Khartoum ne veut pas d’hélicoptères au Darfour

Redaction

Afrique Centrale Info, 11 Avril 2007

Le Soudan a confirmé mercredi un accord avec l'ONU et l'Union africaine (UA) sur la deuxième phase de soutien à la force africaine au Darfour mais dit s'opposer au déploiement d'hélicoptères d'attaque dans cette région ravagée par la guerre. "Il y avait des divergences sur la deuxième phase (...) qui ont été résolues lors de la réunion d'Addis Abeba et cela signifie que le Soudan a accepté cette phase à l'exception d'un point qui concerne (le déploiement) d'hélicoptères d'attaque", a déclaré le ministre soudanais des Affaires étrangères Lam Akol.

"En acceptant cette phase, le Soudan donne un rôle aux Nations unies dans l'opération (de maintien de la paix) et il revient à l'organisation de décider de son financement pour permettre aux pays africains de contribuer aux forces et de les envoyer au Darfour", a ajouté M. Akol, cité par la presse locale, sans préciser les effectifs.

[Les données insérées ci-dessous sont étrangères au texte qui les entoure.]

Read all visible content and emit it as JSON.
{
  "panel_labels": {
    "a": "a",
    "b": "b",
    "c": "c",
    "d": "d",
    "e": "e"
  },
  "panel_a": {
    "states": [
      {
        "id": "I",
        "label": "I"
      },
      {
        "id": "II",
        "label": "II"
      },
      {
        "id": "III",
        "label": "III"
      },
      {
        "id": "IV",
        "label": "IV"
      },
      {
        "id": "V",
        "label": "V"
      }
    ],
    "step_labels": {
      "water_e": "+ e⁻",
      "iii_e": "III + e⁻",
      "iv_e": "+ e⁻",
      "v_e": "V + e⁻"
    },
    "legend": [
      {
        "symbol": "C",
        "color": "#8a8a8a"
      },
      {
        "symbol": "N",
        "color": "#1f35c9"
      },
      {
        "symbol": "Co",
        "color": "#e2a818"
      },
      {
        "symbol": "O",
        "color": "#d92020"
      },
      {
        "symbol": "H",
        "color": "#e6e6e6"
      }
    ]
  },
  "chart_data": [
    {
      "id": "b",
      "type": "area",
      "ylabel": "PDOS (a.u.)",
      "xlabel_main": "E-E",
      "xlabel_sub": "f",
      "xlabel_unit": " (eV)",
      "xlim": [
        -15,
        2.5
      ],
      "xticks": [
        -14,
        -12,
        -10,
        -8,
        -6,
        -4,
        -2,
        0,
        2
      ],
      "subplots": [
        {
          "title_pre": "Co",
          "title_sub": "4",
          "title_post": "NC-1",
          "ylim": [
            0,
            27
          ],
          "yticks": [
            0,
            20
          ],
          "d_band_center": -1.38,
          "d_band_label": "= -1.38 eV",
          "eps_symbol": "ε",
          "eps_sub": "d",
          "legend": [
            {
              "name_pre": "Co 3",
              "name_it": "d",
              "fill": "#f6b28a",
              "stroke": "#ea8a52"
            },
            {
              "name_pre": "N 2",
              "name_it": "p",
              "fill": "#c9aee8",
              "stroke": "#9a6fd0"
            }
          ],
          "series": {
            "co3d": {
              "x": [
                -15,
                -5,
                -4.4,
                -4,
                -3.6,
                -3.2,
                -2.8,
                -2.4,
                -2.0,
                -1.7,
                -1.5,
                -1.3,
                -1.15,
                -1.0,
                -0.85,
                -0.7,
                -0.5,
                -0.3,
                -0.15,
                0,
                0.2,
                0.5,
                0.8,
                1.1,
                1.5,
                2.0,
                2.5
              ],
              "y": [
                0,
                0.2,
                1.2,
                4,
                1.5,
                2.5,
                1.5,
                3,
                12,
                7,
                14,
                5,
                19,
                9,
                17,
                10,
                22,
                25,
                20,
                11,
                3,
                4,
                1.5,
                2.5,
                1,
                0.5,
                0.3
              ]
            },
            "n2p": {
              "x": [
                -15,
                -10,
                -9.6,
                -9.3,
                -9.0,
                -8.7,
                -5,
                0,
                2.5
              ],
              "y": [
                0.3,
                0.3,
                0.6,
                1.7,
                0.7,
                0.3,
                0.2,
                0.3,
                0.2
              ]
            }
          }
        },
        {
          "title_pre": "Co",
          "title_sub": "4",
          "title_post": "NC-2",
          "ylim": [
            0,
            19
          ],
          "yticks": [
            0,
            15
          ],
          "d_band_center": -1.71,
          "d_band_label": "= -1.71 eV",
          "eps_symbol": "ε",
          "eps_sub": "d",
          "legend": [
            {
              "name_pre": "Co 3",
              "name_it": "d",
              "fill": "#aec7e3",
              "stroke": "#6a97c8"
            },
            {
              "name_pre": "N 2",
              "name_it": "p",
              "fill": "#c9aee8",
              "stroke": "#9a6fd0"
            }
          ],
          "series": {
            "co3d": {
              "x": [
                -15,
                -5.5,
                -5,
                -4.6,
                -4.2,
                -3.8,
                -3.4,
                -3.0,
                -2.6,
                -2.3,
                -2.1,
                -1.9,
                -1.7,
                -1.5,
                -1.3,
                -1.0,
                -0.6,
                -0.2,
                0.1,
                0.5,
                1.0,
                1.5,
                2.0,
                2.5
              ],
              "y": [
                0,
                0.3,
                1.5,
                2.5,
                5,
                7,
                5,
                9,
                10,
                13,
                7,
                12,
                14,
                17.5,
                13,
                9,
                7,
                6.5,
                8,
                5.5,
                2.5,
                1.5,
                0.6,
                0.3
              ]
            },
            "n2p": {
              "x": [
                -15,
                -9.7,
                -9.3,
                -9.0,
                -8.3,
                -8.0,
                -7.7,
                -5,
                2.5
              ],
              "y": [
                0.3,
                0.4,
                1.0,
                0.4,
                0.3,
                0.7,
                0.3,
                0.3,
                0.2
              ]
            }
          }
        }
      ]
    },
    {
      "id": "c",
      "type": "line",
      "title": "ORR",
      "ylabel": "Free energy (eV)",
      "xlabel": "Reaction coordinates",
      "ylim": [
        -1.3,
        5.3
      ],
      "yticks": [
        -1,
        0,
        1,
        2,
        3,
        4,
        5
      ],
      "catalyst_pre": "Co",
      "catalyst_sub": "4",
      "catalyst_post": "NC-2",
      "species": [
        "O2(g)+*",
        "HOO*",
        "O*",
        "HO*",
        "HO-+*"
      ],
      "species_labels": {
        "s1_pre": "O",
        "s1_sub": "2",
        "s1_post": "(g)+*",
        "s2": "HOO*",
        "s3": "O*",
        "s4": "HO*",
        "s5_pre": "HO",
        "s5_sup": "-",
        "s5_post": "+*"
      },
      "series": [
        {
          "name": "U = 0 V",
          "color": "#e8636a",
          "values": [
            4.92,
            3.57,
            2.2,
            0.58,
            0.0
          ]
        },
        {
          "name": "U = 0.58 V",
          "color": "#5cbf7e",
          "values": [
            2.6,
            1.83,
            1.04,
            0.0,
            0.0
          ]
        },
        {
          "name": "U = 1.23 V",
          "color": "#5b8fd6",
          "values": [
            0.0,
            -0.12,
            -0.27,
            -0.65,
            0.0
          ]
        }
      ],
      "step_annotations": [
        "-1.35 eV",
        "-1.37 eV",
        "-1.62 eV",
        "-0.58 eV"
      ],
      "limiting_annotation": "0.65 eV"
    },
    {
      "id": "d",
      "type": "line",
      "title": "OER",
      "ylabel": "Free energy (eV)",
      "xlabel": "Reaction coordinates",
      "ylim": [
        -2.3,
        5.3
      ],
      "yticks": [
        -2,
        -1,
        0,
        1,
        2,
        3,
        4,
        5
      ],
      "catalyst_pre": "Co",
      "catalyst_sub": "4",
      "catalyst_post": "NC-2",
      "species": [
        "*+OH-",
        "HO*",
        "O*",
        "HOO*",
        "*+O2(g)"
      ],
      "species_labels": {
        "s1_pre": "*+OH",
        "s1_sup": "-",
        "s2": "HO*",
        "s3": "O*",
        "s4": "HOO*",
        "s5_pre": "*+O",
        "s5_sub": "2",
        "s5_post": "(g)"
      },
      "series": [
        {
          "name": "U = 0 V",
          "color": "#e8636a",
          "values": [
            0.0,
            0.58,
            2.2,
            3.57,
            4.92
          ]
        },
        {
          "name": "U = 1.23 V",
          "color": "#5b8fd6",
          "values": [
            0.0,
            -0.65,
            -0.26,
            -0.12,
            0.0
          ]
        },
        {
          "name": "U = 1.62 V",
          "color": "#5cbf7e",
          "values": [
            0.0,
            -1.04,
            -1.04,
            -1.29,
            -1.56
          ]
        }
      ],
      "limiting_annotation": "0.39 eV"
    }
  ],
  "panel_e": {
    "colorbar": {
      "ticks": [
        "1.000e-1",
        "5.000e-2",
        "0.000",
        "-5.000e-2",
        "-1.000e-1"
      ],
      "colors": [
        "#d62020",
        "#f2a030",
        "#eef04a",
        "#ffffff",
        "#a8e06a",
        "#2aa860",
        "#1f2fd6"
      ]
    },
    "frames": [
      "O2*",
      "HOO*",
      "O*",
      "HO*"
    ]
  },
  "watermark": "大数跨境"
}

La prochaine réunion sur le Darfour doit avoir lieu les 16 et 17 avril au siège de l'ONU à New York.

Le commissaire à la Paix et la Sécurité de l'UA, Saïd Djinnit, a annoncé lundi, lors d'une réunion des trois parties à Addis Abeba, que le Soudan avait accepté le mise en oeuvre de la deuxième phase.

Selon lui, "le gouvernement du Soudan a accepté tout le contenu" de la seconde phase "sauf un point" qu'il n'a pas voulu préciser.

La deuxième phase implique, selon la presse soudanaise, l'envoi de quelque 3.000 soldats et personnels civils et des moyens logistiques pour soutenir la force africaine composée de 7.000 hommes mal équipés et sous-financés.

Cette force a subi mardi une nouvelle attaque au Darfour qui a fait un tué et deux blessés graves dans les rangs du contingent rwandais.

Le 1er avril, cinq soldats sénégalais ont été tués dans une attaque similaire et la force a perdu au total 16 éléments, outre un officier porté disparu, et s'est fait voler une centaine de véhicules depuis son déploiement en août 2004.

Un accord conclu le 16 novembre prévoyait un déploiement en trois phases de soldats de l'ONU, mais Khartoum s'oppose à la troisième phase, demandant que l'UA garde le commandement de la force de paix.
La troisième phase, qui doit encore être discutée, prévoit le déploiement d'une force conjointe ONU-UA de 20.000 hommes censée sécuriser cette région où un conflit oppose depuis plus de quatre ans des rebelles issus des populations noires locales et des milices arabes appuyées par l'armée soudanaise.

La guerre et ses conséquences ont fait 200.000 morts et 2 millions de déplacés, selon des organisations internationales, des chiffres contestés par le Soudan, qui parle seulement de 9.000 morts.